The rain couldn’t stop the UC Lower Lounge from coming alive last week when the Council of International Students and Organizations [COISO] held the Island Relief Cultural Showcase to raise money for the Caribbean islands that were damaged by the recent slew of hurricanes.
The rhythms of reggae, Hawaiian and African music had everyone on their feet; many sang along to Sean Paul’s “Gimme the Light” and Kevin Lyttle’s “Turn Me On.” The show started off with a Dance Production Club performance that warmed up the crowd for more to come. Halfway through the act, the crowd was on its feet cheering and encouraging the dancers “to represent.”
Freshman Elvis George said he was passing by when he was drawn in to the fun and excitement.
“I loved the dances, and I think what they are doing to raise money for people who need it is a good thing,” George said.
Kirstin Ellis, who danced for Hui Aloha, said she also liked the different dances.
“I love the fact that so many cultures can come together in one place in unity, having fun together,” Ellis said.
Vivek Patel, event chair, said the money donated will be given to the Caribbean Tourism Board, which will use it toward hurricane relief efforts.
“The night was a success, but I believe we would have made more money if we kept it outside,” Patel said, referring to the original plan to hold the event on the UC Patio. “We had everything set up, but the rain came.”
However, Patel was pleased that so many people came together for the cause.
“[People] came from COISO, and we knew of some dance organizations on campus,” Patel said. “We are close to them so we just emailed them, told them what it was about, and they were happy to help.”
According to Patel, the UM community has raised over $1300 to help hurricane victims through various fundraising events, including the showcase.
Pavithra Raj, freshman, thought the show was well organized and all the dancers were great.
“I loved the Indians and the Filipino dancers,” Raj said. “KAOS was great too.”
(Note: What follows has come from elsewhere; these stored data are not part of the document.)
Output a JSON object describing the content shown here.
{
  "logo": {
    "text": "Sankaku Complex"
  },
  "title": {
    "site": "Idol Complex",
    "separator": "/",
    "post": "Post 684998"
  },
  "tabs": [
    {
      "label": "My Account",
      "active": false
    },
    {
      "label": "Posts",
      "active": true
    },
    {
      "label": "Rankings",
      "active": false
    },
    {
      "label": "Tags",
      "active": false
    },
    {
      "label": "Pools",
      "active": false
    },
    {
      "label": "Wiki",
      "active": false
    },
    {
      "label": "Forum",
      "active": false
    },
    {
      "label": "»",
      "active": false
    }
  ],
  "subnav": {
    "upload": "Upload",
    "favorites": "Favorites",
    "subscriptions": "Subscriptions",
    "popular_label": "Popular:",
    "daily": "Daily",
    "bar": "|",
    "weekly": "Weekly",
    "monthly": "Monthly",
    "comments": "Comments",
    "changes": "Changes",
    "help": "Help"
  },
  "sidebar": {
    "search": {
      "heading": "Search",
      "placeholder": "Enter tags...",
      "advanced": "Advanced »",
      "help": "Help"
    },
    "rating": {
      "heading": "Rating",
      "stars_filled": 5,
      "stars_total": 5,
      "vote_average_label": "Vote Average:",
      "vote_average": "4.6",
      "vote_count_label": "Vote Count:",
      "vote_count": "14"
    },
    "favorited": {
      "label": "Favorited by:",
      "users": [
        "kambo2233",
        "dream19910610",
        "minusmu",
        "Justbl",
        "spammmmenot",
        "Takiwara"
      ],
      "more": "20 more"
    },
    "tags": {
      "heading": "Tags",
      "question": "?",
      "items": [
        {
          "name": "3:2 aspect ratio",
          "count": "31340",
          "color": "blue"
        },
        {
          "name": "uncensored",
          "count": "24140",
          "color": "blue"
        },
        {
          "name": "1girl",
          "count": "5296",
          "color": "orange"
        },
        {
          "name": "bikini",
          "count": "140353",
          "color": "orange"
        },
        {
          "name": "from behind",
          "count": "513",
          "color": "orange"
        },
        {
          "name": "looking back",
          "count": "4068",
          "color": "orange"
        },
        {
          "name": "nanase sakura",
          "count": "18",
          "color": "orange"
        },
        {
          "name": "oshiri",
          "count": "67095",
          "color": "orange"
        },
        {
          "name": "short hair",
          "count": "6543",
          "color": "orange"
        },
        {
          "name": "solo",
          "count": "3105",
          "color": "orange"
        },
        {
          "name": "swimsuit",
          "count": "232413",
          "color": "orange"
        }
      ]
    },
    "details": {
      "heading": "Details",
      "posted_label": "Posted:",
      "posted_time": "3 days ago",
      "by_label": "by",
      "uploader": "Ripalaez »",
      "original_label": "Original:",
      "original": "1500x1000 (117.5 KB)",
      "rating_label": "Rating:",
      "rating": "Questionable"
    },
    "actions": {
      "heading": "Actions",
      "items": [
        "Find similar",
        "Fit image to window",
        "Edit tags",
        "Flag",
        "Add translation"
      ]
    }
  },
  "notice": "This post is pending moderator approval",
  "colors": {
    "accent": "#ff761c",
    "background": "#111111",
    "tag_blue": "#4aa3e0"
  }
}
The night ended with poignant testimonials from students who were affected by the hurricanes, while photos of the devastation were projected in the background.
Saran Stewart, president of the Caribbean Students Association, spoke about her personal experience with the hurricanes and reminded everyone of the real reason for gathering together that night.
“The islands are considered a third world,” Stewart said. “But the culture is first world when it comes to heart.”